Visa liberalisation with Russia was suspended. The EU used visa bans to punish the officials whom it saw instrumental in aggression against Ukraine. 

The EU’s visa liberalisation with Russia was another policy area that saw a change in direction in 2014. On 17 March the European Council officially suspended visa liberalisation with Russia – which had already run into obstacles in 2013 – and spent the rest of the year imposing visa bans on people whom it saw as being complicit in aggression against Ukraine. The targets formed a diverse group, including thuggish power-holders from Crimea, the members of the Russian parliament’s upper house who authorised the use of force in Ukraine, Russian “volunteers” in Donbas, and business leaders with close links to the Kremlin. The country’s chief anti-Western propagandist, Dmitry Kiselev, was also banned. Altogether, around 130 people have been banned from entering the EU.

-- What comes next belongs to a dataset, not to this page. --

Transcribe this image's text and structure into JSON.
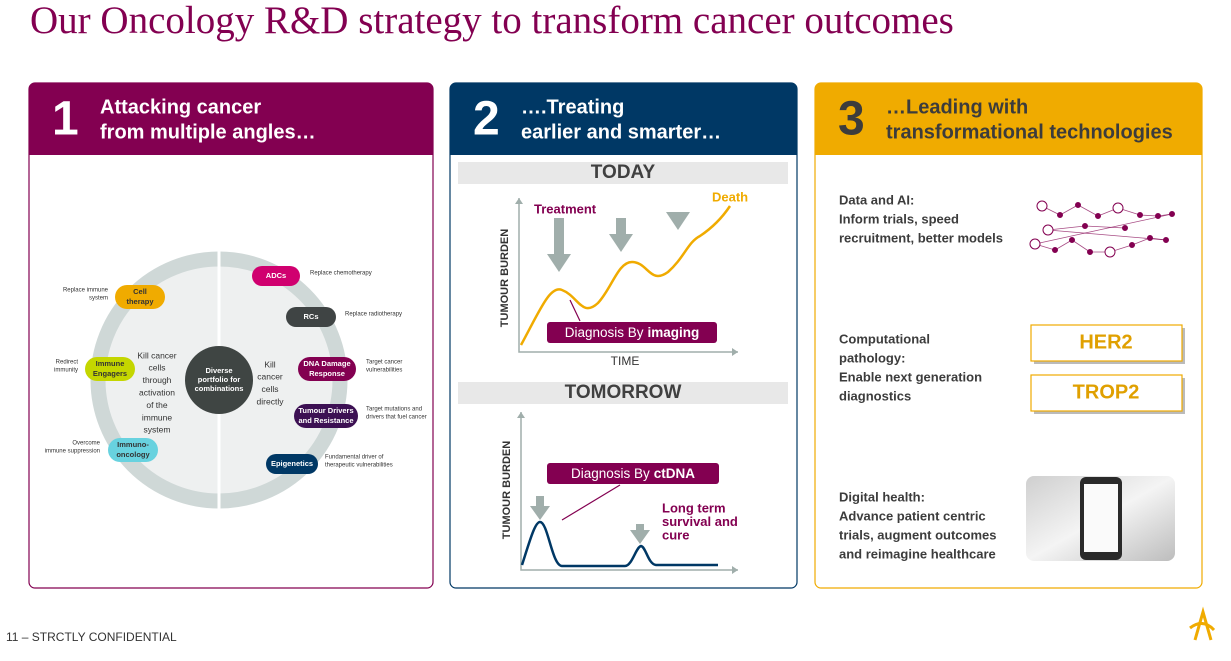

If the aim of the visa bans was to influence the Kremlin’s policies, then it probably did not work. Most of the people targeted have no real impact on policymaking. The few who have are unlikely to turn against the president. The wisdom of banning journalists – even if they are journalists in name only – could also be questioned. All in all, the impact of visa bans on the elite’s calculations has been much less significant than the economic sanctions, especially the sectoral ones.

Visa bans are a strong moral statement and, as such, are justified, even if the choice of targets could have been better. Some countries were able to have “friends” removed from the list; Slovakia and Cyprus were less successful in their attempts to protect Dmitry Rogozin, Russia’s deputy prime minister, from being banned.